Wiretaps in 1996 increased by 30-40% according to the Department of Justice. The FBI's own report indicates that it plans to double the amount of private phone calls it intercepts by the year 2004, yet more than 80 percent of all conversations intercepted during a wiretap are of an innocent nature. During an average wiretap, 2,000 calls and 175 people are intercepted. That means in 1995 over two-million innocent calls were intercepted. (ibid.)
The task of embedding the standard law enforcement interface into the nation's regional telephone switches, as well as its cellular, pcs, pager and e-mail systems is more than daunting, it's almost like putting the man on the moon. The cost has not even been estimated - it will cost billions - and the software and programming requirements are mind boggling.
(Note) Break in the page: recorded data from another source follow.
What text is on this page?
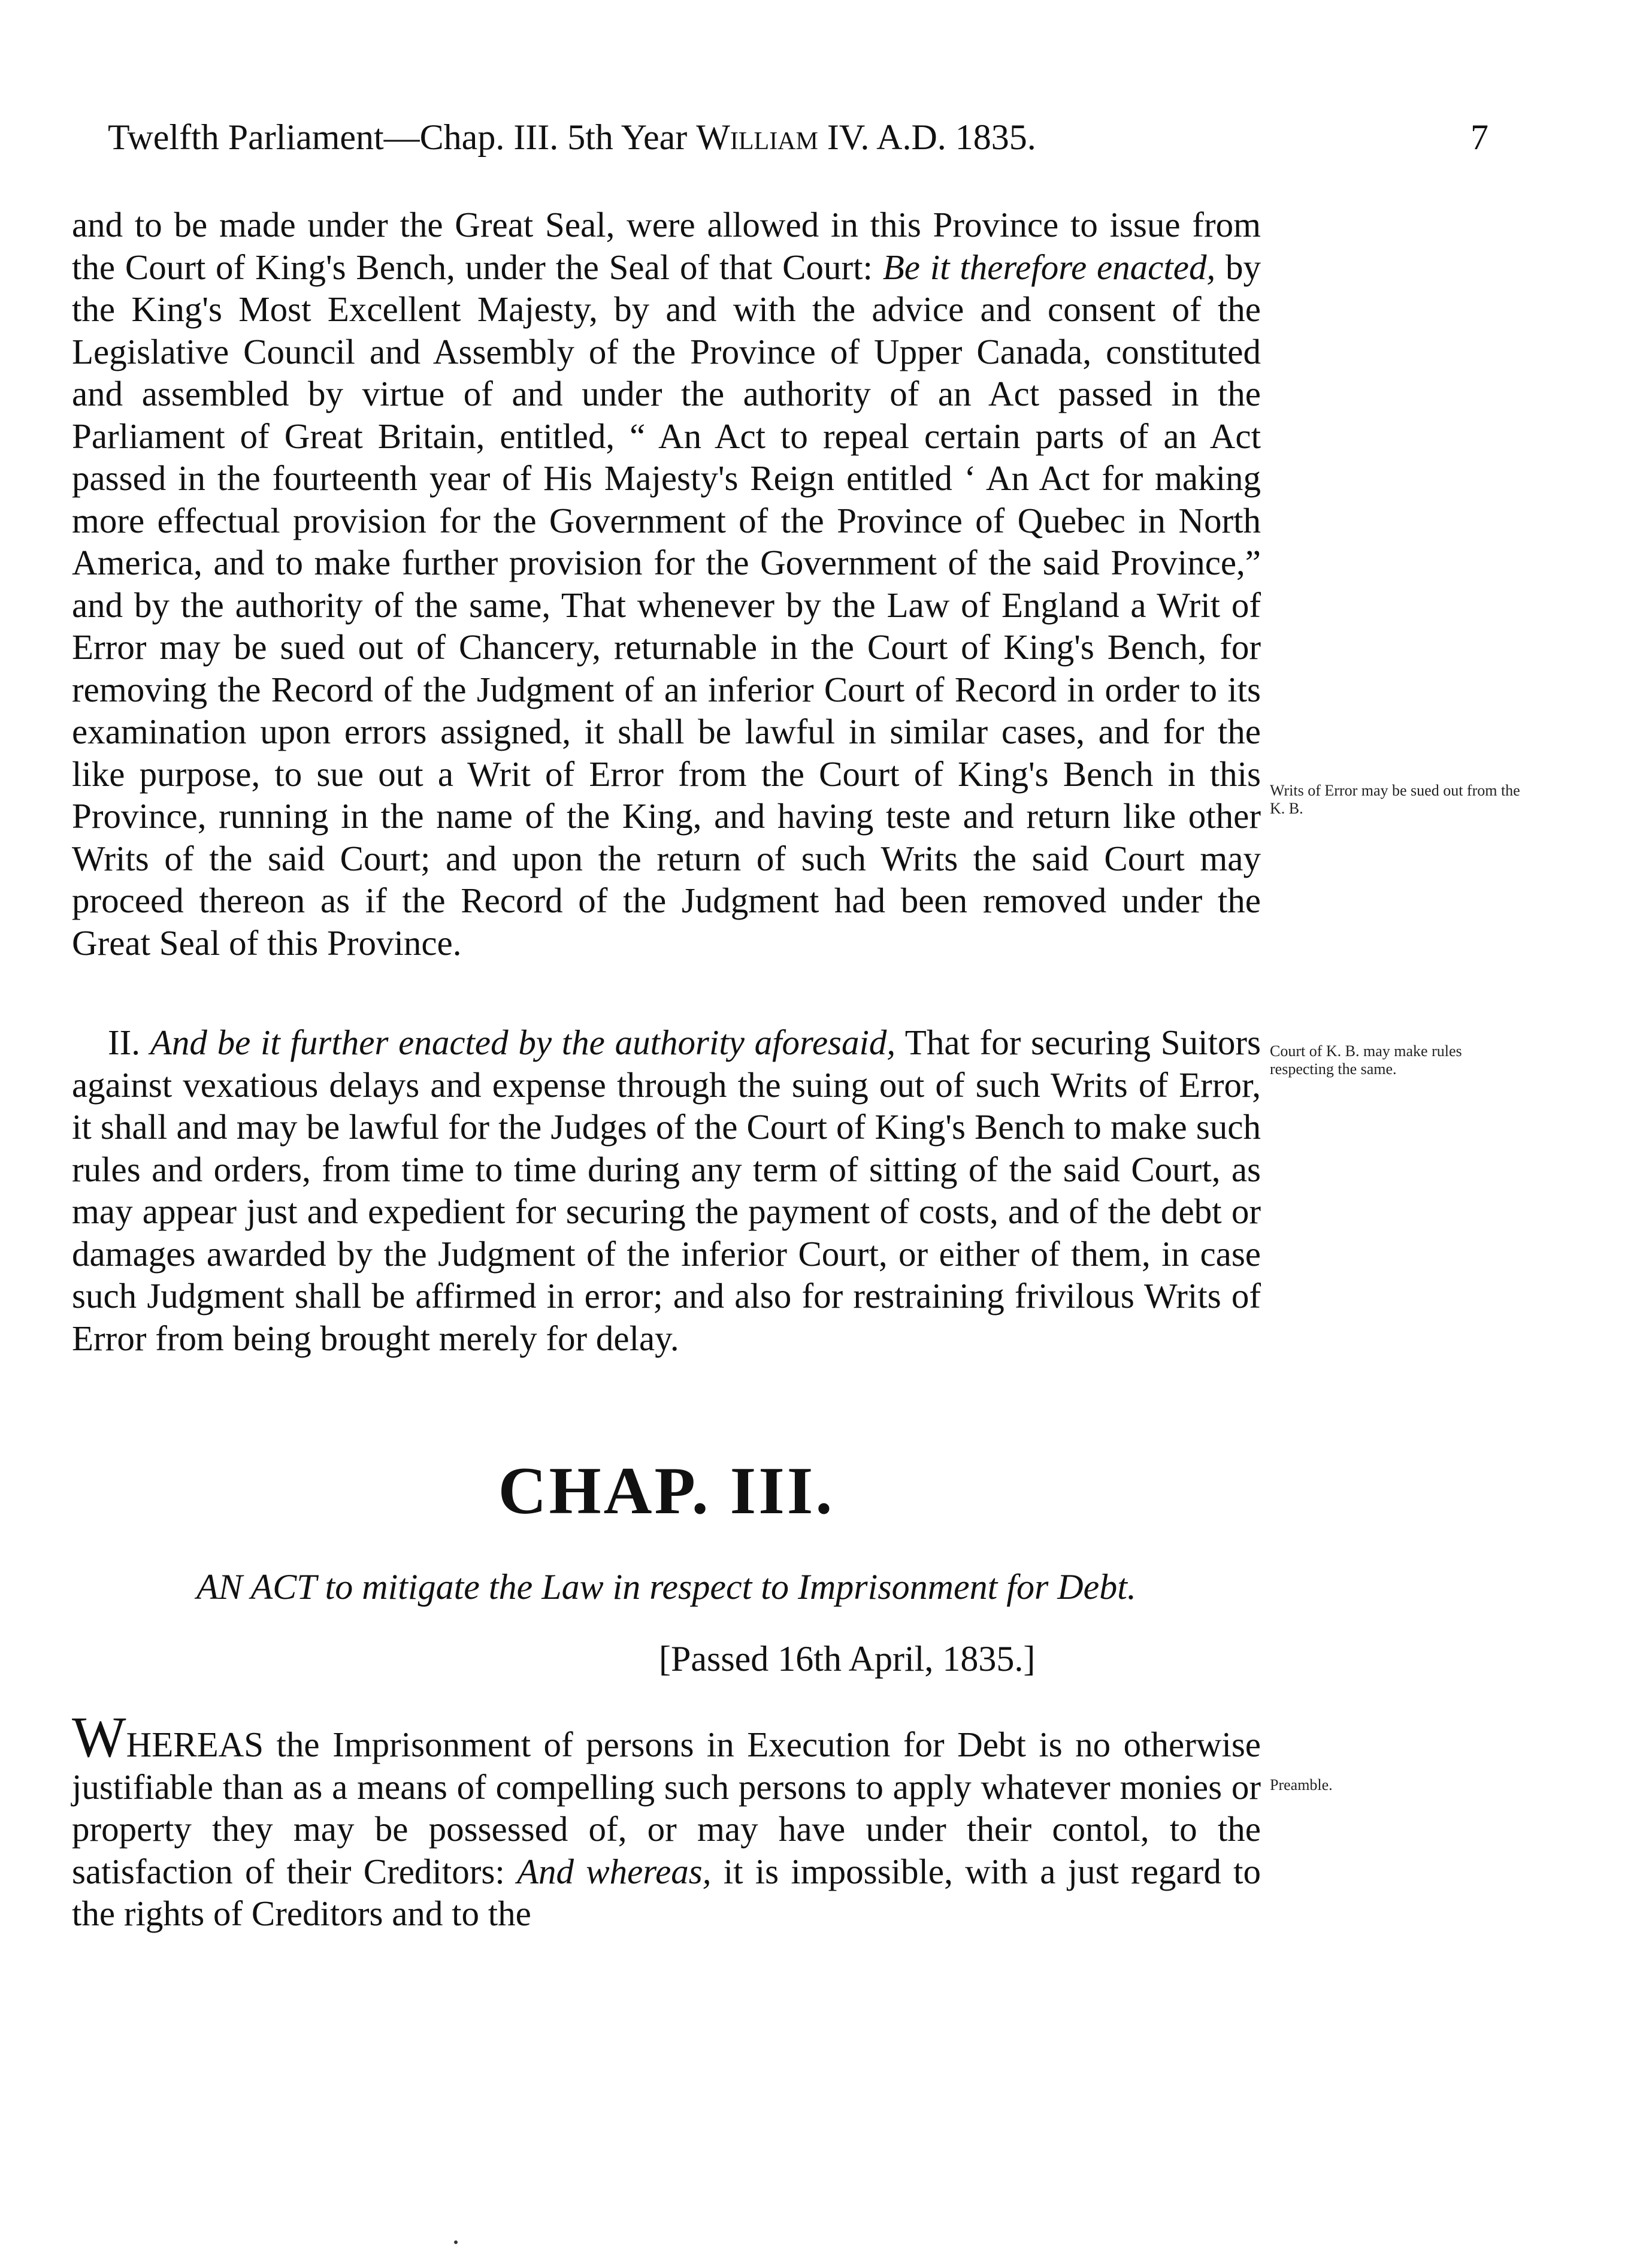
Twelfth Parliament—Chap. III. 5th Year William IV. A.D. 1835.	7
and to be made under the Great Seal, were allowed in this Province to issue from the Court of King's Bench, under the Seal of that Court: Be it therefore enacted, by the King's Most Excellent Majesty, by and with the advice and consent of the Legislative Council and Assembly of the Province of Upper Canada, constituted and assembled by virtue of and under the authority of an Act passed in the Parliament of Great Britain, entitled, “ An Act to repeal certain parts of an Act passed in the fourteenth year of His Majesty's Reign entitled ‘ An Act for making more effectual provision for the Government of the Province of Quebec in North America, and to make further provision for the Government of the said Province,” and by the authority of the same, That whenever by the Law of England a Writ of Error may be sued out of Chancery, returnable in the Court of King's Bench, for removing the Record of the Judgment of an inferior Court of Record in order to its examination upon errors assigned, it shall be lawful in similar cases, and for the like purpose, to sue out a Writ of Error from the Court of King's Bench in this Province, running in the name of the King, and having teste and return like other Writs of the said Court; and upon the return of such Writs the said Court may proceed thereon as if the Record of the Judgment had been removed under the Great Seal of this Province.
Writs of Error may be sued out from the K. B.
II. And be it further enacted by the authority aforesaid, That for securing Suitors against vexatious delays and expense through the suing out of such Writs of Error, it shall and may be lawful for the Judges of the Court of King's Bench to make such rules and orders, from time to time during any term of sitting of the said Court, as may appear just and expedient for securing the payment of costs, and of the debt or damages awarded by the Judgment of the inferior Court, or either of them, in case such Judgment shall be affirmed in error; and also for restraining frivilous Writs of Error from being brought merely for delay.
Court of K. B. may make rules respecting the same.
CHAP. III.
AN ACT to mitigate the Law in respect to Imprisonment for Debt.
[Passed 16th April, 1835.]
WHEREAS the Imprisonment of persons in Execution for Debt is no otherwise justifiable than as a means of compelling such persons to apply whatever monies or property they may be possessed of, or may have under their contol, to the satisfaction of their Creditors: And whereas, it is impossible, with a just regard to the rights of Creditors and to the
Preamble.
A Bell company spokesman was quoted on Public Radio as saying that just the "call waiting" feature that lets a customer know when another call is coming in, uses a program with 2-million lines of code. The violation of privacy as well as the overwhelming cost and logistical demands of the National Wiretap Plan are clearly not justified by the alleged "terrorist threat".
Some in Congress have been reluctant in giving the FBI the carte blanche wiretap authority it wants. Even though CALEA was partially funded when it was signed into law, some in Congress have thwarted efforts to broaden its authority and funding. After its second setback in August '96, the president angrily lashed out at Congress for "stripping from the anti-terrorism legislation key provisions that law enforcement needs to help them find out, track down, and shut down terrorists." "We cannot cast aside any tools in this fight for the security of our country and the safety of our people", he declared.
In October '96 a few congressmen tried to slip the new wiretap provisions and funding into a 1,500- page defense spending bill, which seemed doomed for passage because of the approaching recess. The sleight of hand became public after a newspaper ran an article on the attempted "stealth legislation" and the wiretap provisions were removed from the spending bill.
In a recent speech at Morgan State University in Maryland, President Clinton said, "The right to privacy is one of our most cherished freedoms" and that "technology should not be used to break down the wall of privacy and autonomy free citizens are guaranteed in a free society." Even while proclaiming the right to privacy, the Chief Executive is continuing his campaign to expand electronic surveillance of all Americans through the National Wiretap Plan, all in the name of "security".
Wiretapping would not be so bad if it were government phones being tapped so all Americans could eavesdrop, but unfortunately, this is not the case. The U.S. government is moving to seize for itself the option to eavesdrop on any American at any time it chooses. Few Americans realize the true implications of this move. It means that the U.S. government now fears American citizens and is moving to protect itself from them at tremendous cost. Instead of "national security", it is "government security" at the cost of individual liberties.
Like a tidal wave, the government is attacking privacy across a broad front. A national identification card is being developed that will incorporate fingerprint and iris characteristics. A social security number is required for many forms that have nothing to do with social security benefits and, more and more, banks are requiring people to submit a fingerprint in order to cash a check. The masses submit, mindlessly believing that it is for their protection.
A government that steals the rights of its citizens for its own security will find that it is never secure. Mindless citizens that permit the usurpation of their rights in exchange for "security" will find they are never secure from the government. The participants will eventually turn on and destroy one another which will bring a just conclusion to the whole matter.